En segundo lugar, quiero que te fijes en estas palabras de Jesús: “Meteos bien en la cabeza que no tenéis que preparar vuestra defensa, porque yo os daré palabras y sabiduría a la que no podrá hacer frente ni contradecir ningún adversario vuestro”. No son tus argumentos o razones los que resultarán creíbles o convincentes para los demás. Es el Espíritu Santo el que pone las palabras en tu boca. “No te dejaré solo”, dice Jesús. Tu fuerza, tus palabras, también tus obras, son la fuerza, las palabras y las obras de Jesús en ti. Con San Pablo puedes decir ciertamente decir: “No soy yo, es Cristo quien vive en mí’. Piensa un momento.

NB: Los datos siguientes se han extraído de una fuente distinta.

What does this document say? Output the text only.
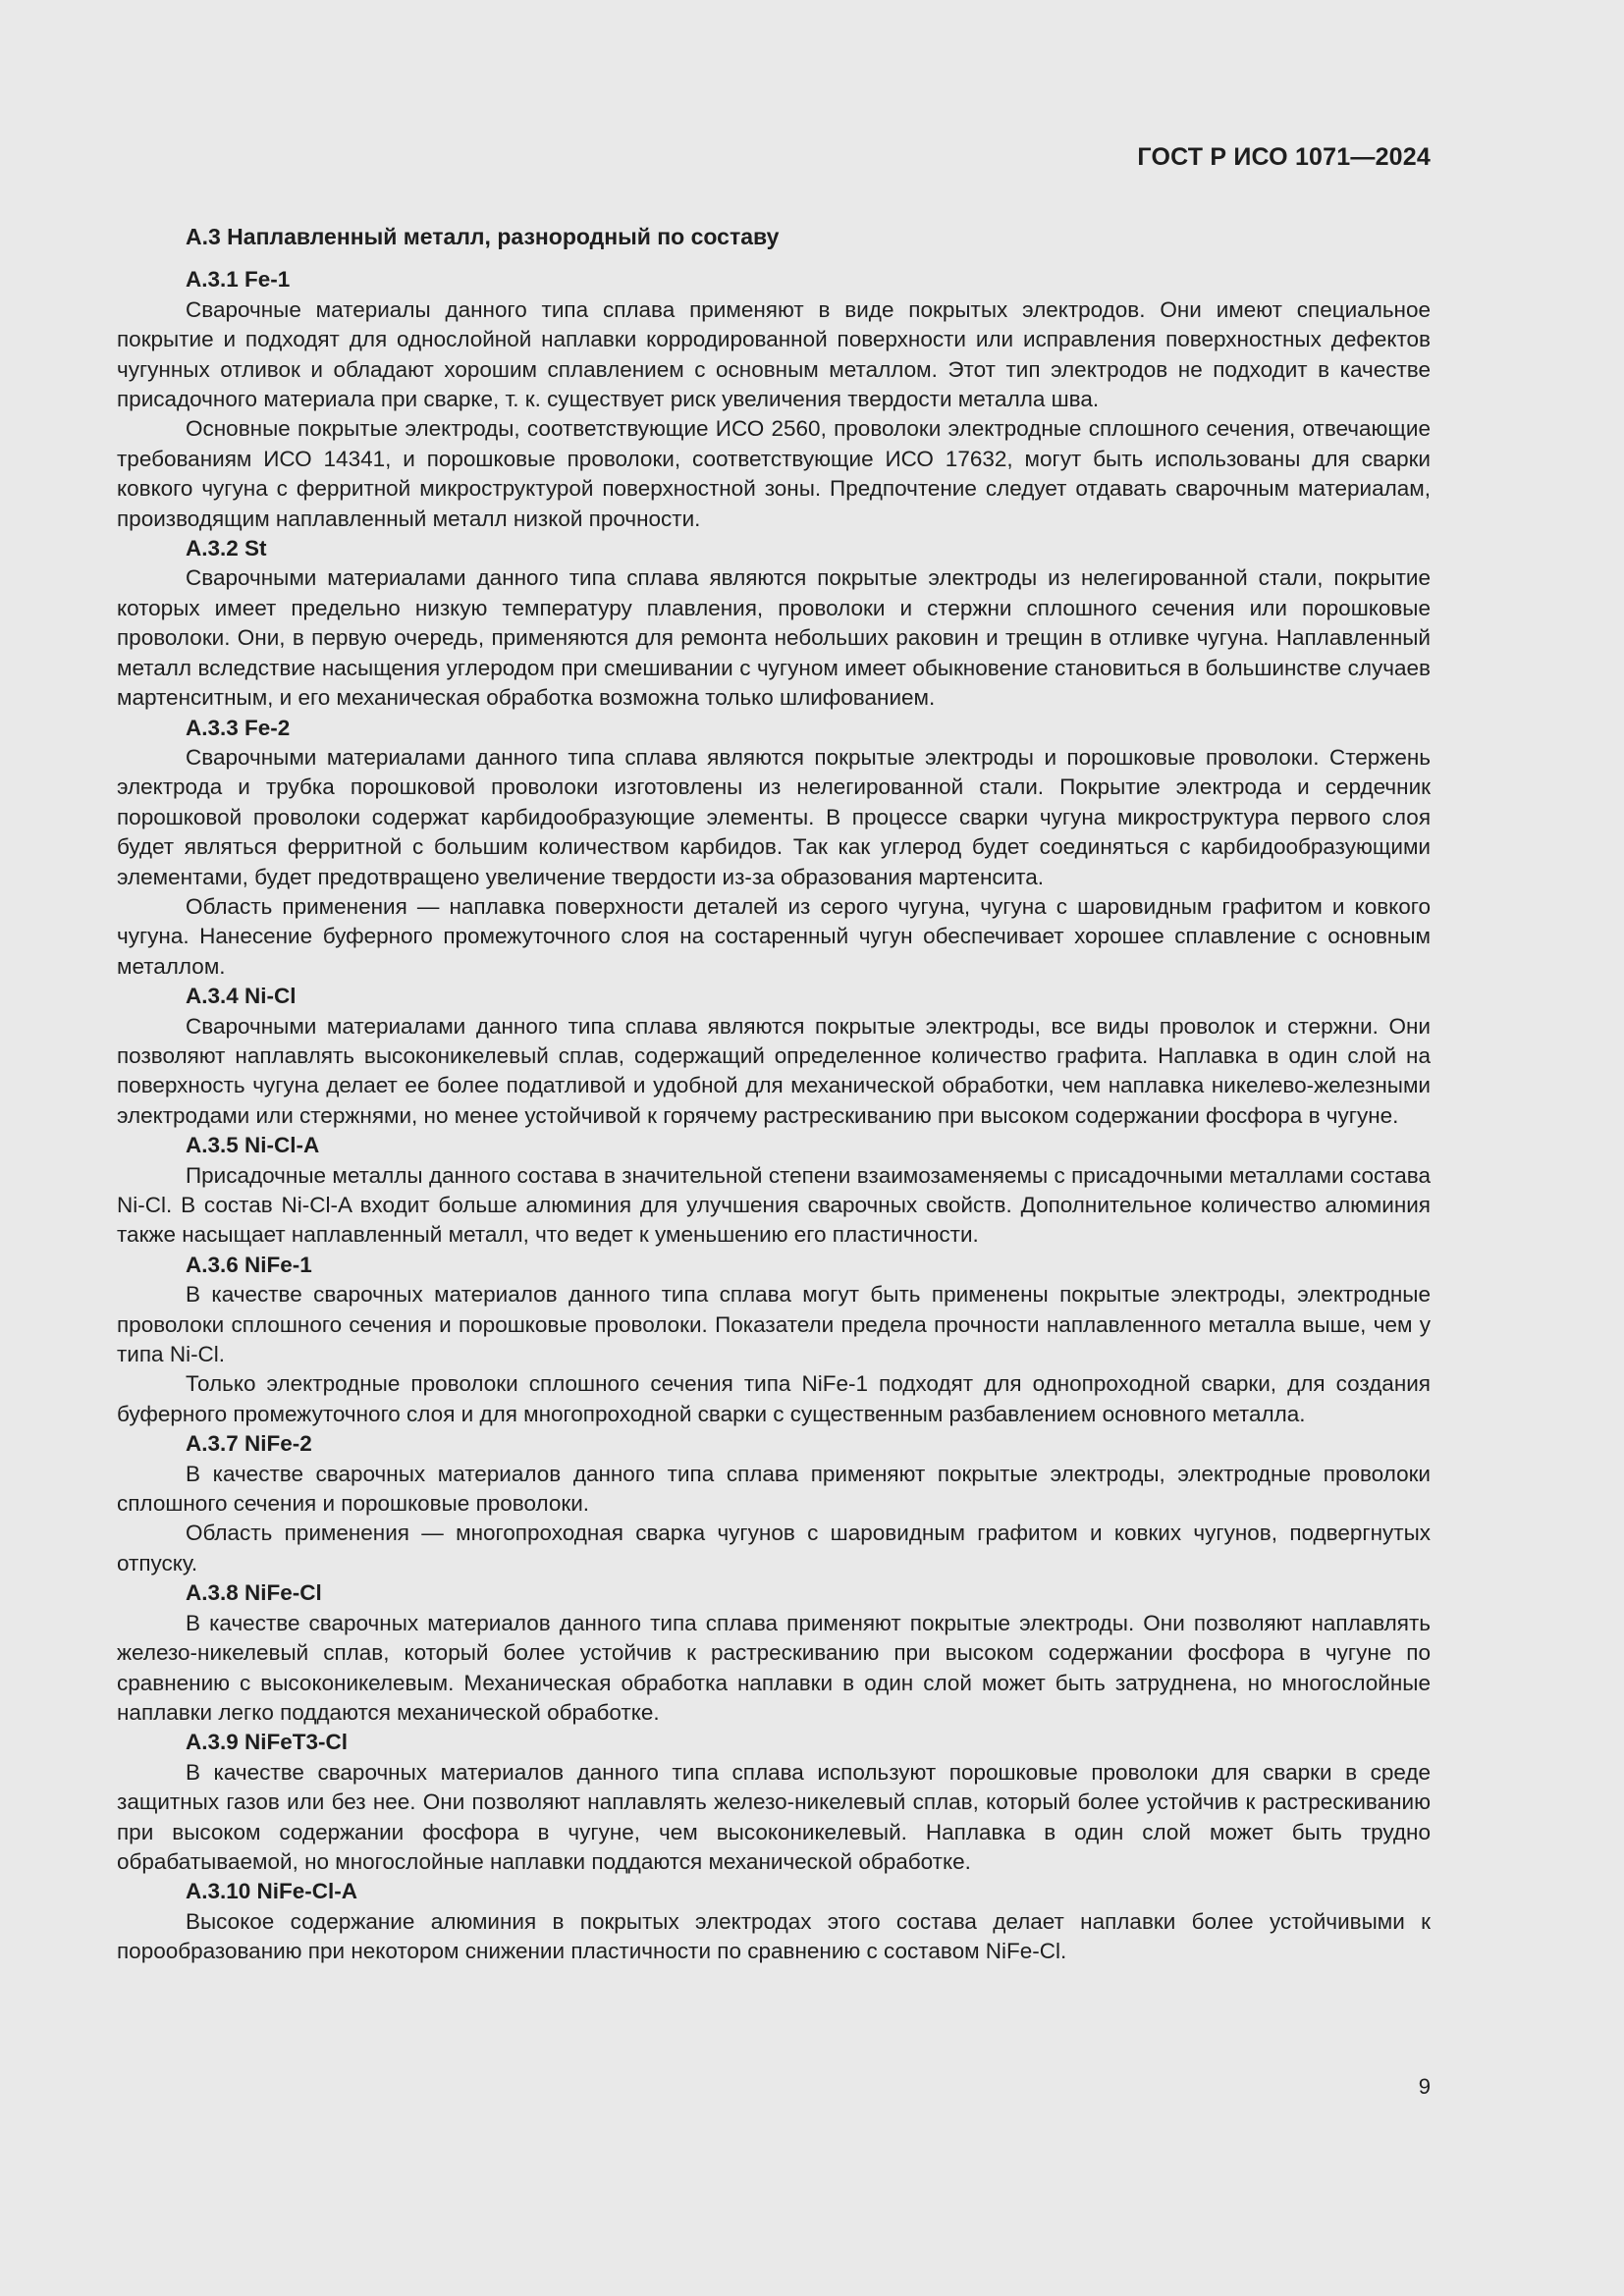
ГОСТ Р ИСО 1071—2024
А.3 Наплавленный металл, разнородный по составу
А.3.1 Fe-1

Сварочные материалы данного типа сплава применяют в виде покрытых электродов. Они имеют специальное покрытие и подходят для однослойной наплавки корродированной поверхности или исправления поверхностных дефектов чугунных отливок и обладают хорошим сплавлением с основным металлом. Этот тип электродов не подходит в качестве присадочного материала при сварке, т. к. существует риск увеличения твердости металла шва.

Основные покрытые электроды, соответствующие ИСО 2560, проволоки электродные сплошного сечения, отвечающие требованиям ИСО 14341, и порошковые проволоки, соответствующие ИСО 17632, могут быть использованы для сварки ковкого чугуна с ферритной микроструктурой поверхностной зоны. Предпочтение следует отдавать сварочным материалам, производящим наплавленный металл низкой прочности.

А.3.2 St

Сварочными материалами данного типа сплава являются покрытые электроды из нелегированной стали, покрытие которых имеет предельно низкую температуру плавления, проволоки и стержни сплошного сечения или порошковые проволоки. Они, в первую очередь, применяются для ремонта небольших раковин и трещин в отливке чугуна. Наплавленный металл вследствие насыщения углеродом при смешивании с чугуном имеет обыкновение становиться в большинстве случаев мартенситным, и его механическая обработка возможна только шлифованием.

А.3.3 Fe-2

Сварочными материалами данного типа сплава являются покрытые электроды и порошковые проволоки. Стержень электрода и трубка порошковой проволоки изготовлены из нелегированной стали. Покрытие электрода и сердечник порошковой проволоки содержат карбидообразующие элементы. В процессе сварки чугуна микроструктура первого слоя будет являться ферритной с большим количеством карбидов. Так как углерод будет соединяться с карбидообразующими элементами, будет предотвращено увеличение твердости из-за образования мартенсита.

Область применения — наплавка поверхности деталей из серого чугуна, чугуна с шаровидным графитом и ковкого чугуна. Нанесение буферного промежуточного слоя на состаренный чугун обеспечивает хорошее сплавление с основным металлом.

А.3.4 Ni-Cl

Сварочными материалами данного типа сплава являются покрытые электроды, все виды проволок и стержни. Они позволяют наплавлять высоконикелевый сплав, содержащий определенное количество графита. Наплавка в один слой на поверхность чугуна делает ее более податливой и удобной для механической обработки, чем наплавка никелево-железными электродами или стержнями, но менее устойчивой к горячему растрескиванию при высоком содержании фосфора в чугуне.

А.3.5 Ni-Cl-A

Присадочные металлы данного состава в значительной степени взаимозаменяемы с присадочными металлами состава Ni-Cl. В состав Ni-Cl-A входит больше алюминия для улучшения сварочных свойств. Дополнительное количество алюминия также насыщает наплавленный металл, что ведет к уменьшению его пластичности.

А.3.6 NiFe-1

В качестве сварочных материалов данного типа сплава могут быть применены покрытые электроды, электродные проволоки сплошного сечения и порошковые проволоки. Показатели предела прочности наплавленного металла выше, чем у типа Ni-Cl.

Только электродные проволоки сплошного сечения типа NiFe-1 подходят для однопроходной сварки, для создания буферного промежуточного слоя и для многопроходной сварки с существенным разбавлением основного металла.

А.3.7 NiFe-2

В качестве сварочных материалов данного типа сплава применяют покрытые электроды, электродные проволоки сплошного сечения и порошковые проволоки.

Область применения — многопроходная сварка чугунов с шаровидным графитом и ковких чугунов, подвергнутых отпуску.

А.3.8 NiFe-Cl

В качестве сварочных материалов данного типа сплава применяют покрытые электроды. Они позволяют наплавлять железо-никелевый сплав, который более устойчив к растрескиванию при высоком содержании фосфора в чугуне по сравнению с высоконикелевым. Механическая обработка наплавки в один слой может быть затруднена, но многослойные наплавки легко поддаются механической обработке.

А.3.9 NiFeT3-Cl

В качестве сварочных материалов данного типа сплава используют порошковые проволоки для сварки в среде защитных газов или без нее. Они позволяют наплавлять железо-никелевый сплав, который более устойчив к растрескиванию при высоком содержании фосфора в чугуне, чем высоконикелевый. Наплавка в один слой может быть трудно обрабатываемой, но многослойные наплавки поддаются механической обработке.

А.3.10 NiFe-Cl-A

Высокое содержание алюминия в покрытых электродах этого состава делает наплавки более устойчивыми к порообразованию при некотором снижении пластичности по сравнению с составом NiFe-Cl.

9
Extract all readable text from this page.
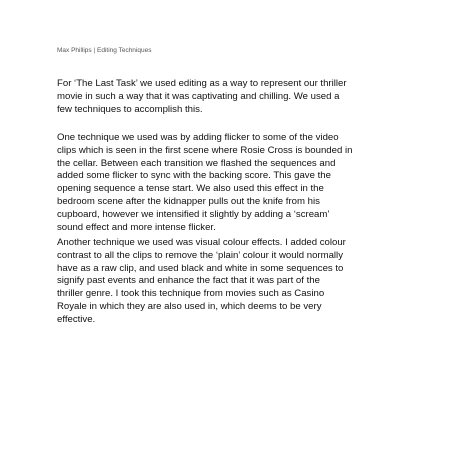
Max Phillips | Editing Techniques
For ‘The Last Task’ we used editing as a way to represent our thriller
movie in such a way that it was captivating and chilling. We used a
few techniques to accomplish this.
One technique we used was by adding flicker to some of the video
clips which is seen in the first scene where Rosie Cross is bounded in
the cellar. Between each transition we flashed the sequences and
added some flicker to sync with the backing score. This gave the
opening sequence a tense start. We also used this effect in the
bedroom scene after the kidnapper pulls out the knife from his
cupboard, however we intensified it slightly by adding a ‘scream’
sound effect and more intense flicker.
Another technique we used was visual colour effects. I added colour
contrast to all the clips to remove the ‘plain’ colour it would normally
have as a raw clip, and used black and white in some sequences to
signify past events and enhance the fact that it was part of the
thriller genre. I took this technique from movies such as Casino
Royale in which they are also used in, which deems to be very
effective.
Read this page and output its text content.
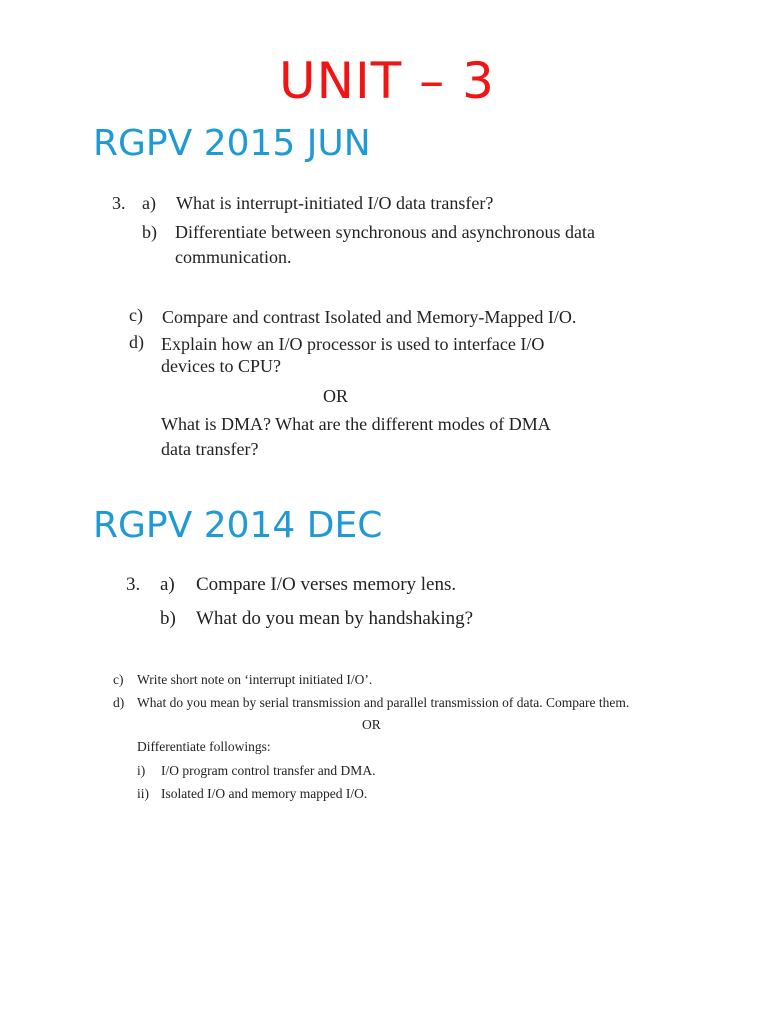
UNIT – 3
RGPV 2015 JUN
3. a) What is interrupt-initiated I/O data transfer?
b) Differentiate between synchronous and asynchronous data
communication.
c) Compare and contrast Isolated and Memory-Mapped I/O.
d) Explain how an I/O processor is used to interface I/O
devices to CPU?
OR
What is DMA? What are the different modes of DMA
data transfer?
RGPV 2014 DEC
3. a) Compare I/O verses memory lens.
b) What do you mean by handshaking?
c) Write short note on ‘interrupt initiated I/O’.
d) What do you mean by serial transmission and parallel transmission of data. Compare them.
OR
Differentiate followings:
i) I/O program control transfer and DMA.
ii) Isolated I/O and memory mapped I/O.
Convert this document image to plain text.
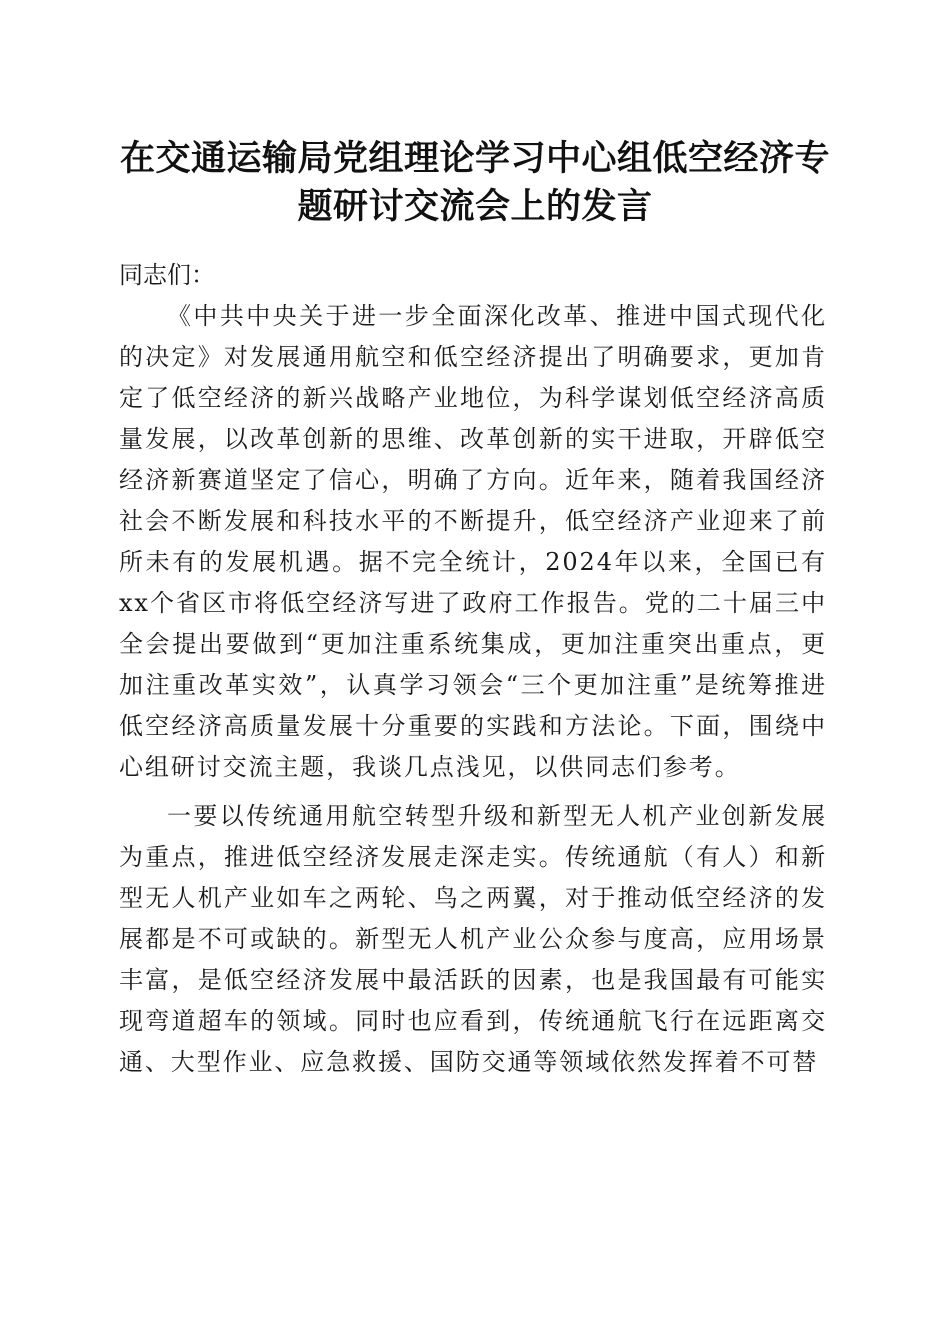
在交通运输局党组理论学习中心组低空经济专题研讨交流会上的发言

同志们：

《中共中央关于进一步全面深化改革、推进中国式现代化的决定》对发展通用航空和低空经济提出了明确要求，更加肯定了低空经济的新兴战略产业地位，为科学谋划低空经济高质量发展，以改革创新的思维、改革创新的实干进取，开辟低空经济新赛道坚定了信心，明确了方向。近年来，随着我国经济社会不断发展和科技水平的不断提升，低空经济产业迎来了前所未有的发展机遇。据不完全统计，2024年以来，全国已有xx个省区市将低空经济写进了政府工作报告。党的二十届三中全会提出要做到“更加注重系统集成，更加注重突出重点，更加注重改革实效”，认真学习领会“三个更加注重”是统筹推进低空经济高质量发展十分重要的实践和方法论。下面，围绕中心组研讨交流主题，我谈几点浅见，以供同志们参考。

一要以传统通用航空转型升级和新型无人机产业创新发展为重点，推进低空经济发展走深走实。传统通航（有人）和新型无人机产业如车之两轮、鸟之两翼，对于推动低空经济的发展都是不可或缺的。新型无人机产业公众参与度高，应用场景丰富，是低空经济发展中最活跃的因素，也是我国最有可能实现弯道超车的领域。同时也应看到，传统通航飞行在远距离交通、大型作业、应急救援、国防交通等领域依然发挥着不可替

¿Sientes que Dios inspira tu vida, tus palabras y tus obras? ¿Le pides al Señor en tu oración que se haga presente en ti?

En tercer lugar, ya he aludido a esas expresiones de Jesús en el evangelio de hoy sobre la última letra o tilde de la ley, sobre esos preceptos menos importantes. Y esas expresiones pueden suscitar hoy una reflexión interesante sobre los detalles más pequeños. El amor y la fidelidad al amor de Dios y al prójimo se juega en el cuidado de los pequeños detalles, en esa fidelidad menuda, cotidiana, ordinaria: en una sonrisa, en un preguntar a alguien cómo está, en la compañía a alguien que está solo, en la amabilidad y ternura con los que te rodean... 

¿Cuidas tú esas letras o tildes de la ley del amor? ¿O, dicho de otro modo, cuidas el amor a tus hermanos en tu día a día y en lo pequeño?

CONCLUSIÓN

Pues que este evangelio de hoy sea fuerza para ti en la incomprensión, incluso en la persecución por tu condición de discípulo de Cristo. Que, como los grandes santos y mártires, des testimonio en tu vida del amor y la gracia de Jesús. Y no dejes de pedir al Espíritu Santo que ponga en tu boca palabras de vida y en tus manos la sanación y las caricias de Dios.